ALEXANDRIA, Va.—NCUA’s Office of Inspector General (OIG) has closed two investigations into NCUA Chairman Mark McWatters with no action taken.
According to the OIG, it opened a conflict of interest investigation into McWatters following a complaint alleging the chairman participated in a vote to rescind the Financial Stability Oversight Committee's Systemically Important Financial Institution designation of American International Group (AIG), while he owned stock and warrants in AIG at the time of the vote.
McWatters stated that he believed his holdings fell under the Office of Government Ethics (OGE) de minimis exemption and he was not required to recuse himself. OGE informed McWatters and the OIG that the exemption only applied to stock holdings, not warrants. McWatters provided information from security lawyers and accountants that warrants are the same as stocks and are publicly traded, according to the OIG.

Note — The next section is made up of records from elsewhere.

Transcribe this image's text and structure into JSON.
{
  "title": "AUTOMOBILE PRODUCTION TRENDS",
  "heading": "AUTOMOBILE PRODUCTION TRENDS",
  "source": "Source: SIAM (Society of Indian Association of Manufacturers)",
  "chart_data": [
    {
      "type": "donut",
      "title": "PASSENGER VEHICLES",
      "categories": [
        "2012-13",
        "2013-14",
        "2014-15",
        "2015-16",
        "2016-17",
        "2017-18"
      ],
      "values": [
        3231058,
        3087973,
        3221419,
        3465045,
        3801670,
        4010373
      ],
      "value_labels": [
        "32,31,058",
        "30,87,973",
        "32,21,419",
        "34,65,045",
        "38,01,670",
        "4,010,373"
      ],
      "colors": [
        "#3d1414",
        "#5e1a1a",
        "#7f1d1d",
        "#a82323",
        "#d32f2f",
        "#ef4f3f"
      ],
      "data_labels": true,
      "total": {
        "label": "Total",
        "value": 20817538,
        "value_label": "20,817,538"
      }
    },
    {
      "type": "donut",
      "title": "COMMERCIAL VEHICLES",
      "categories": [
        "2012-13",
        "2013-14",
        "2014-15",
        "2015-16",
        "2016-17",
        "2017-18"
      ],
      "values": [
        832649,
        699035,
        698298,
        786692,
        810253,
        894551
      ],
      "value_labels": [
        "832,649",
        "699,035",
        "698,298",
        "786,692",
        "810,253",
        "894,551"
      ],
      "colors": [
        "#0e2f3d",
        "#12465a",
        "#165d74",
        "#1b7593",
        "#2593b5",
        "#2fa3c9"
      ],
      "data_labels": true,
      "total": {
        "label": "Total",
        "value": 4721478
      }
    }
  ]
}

The investigation was closed with no action taken against McWatters. The news of the closed investigation was first reported on the blog of Keith Leggett, the former senior vice president and senior economist at the ABA.
Second Complaint
A second complaint accused McWatters of misuse of NCUA funds for extravagant travel, including allegations of premium air travel and expensive meals. The investigation found that McWatters was reimbursed for alcohol expenses of almost $150 associated with three meals. While there was no violation of law, the OIG said NCUA policy did not permit for the reimbursement of alcohol expenses. Since closure of the investigation, NCUA has changed its policy to allow for the reimbursement of alcohol expenses. The OIG also found that the reimbursement of McWatters for other expenses, including premium air travel, UberBlack, and hotels did not violate the agency's policy, Leggett also reported.
These findings were reported in the agency's Semiannual Report to the Congress.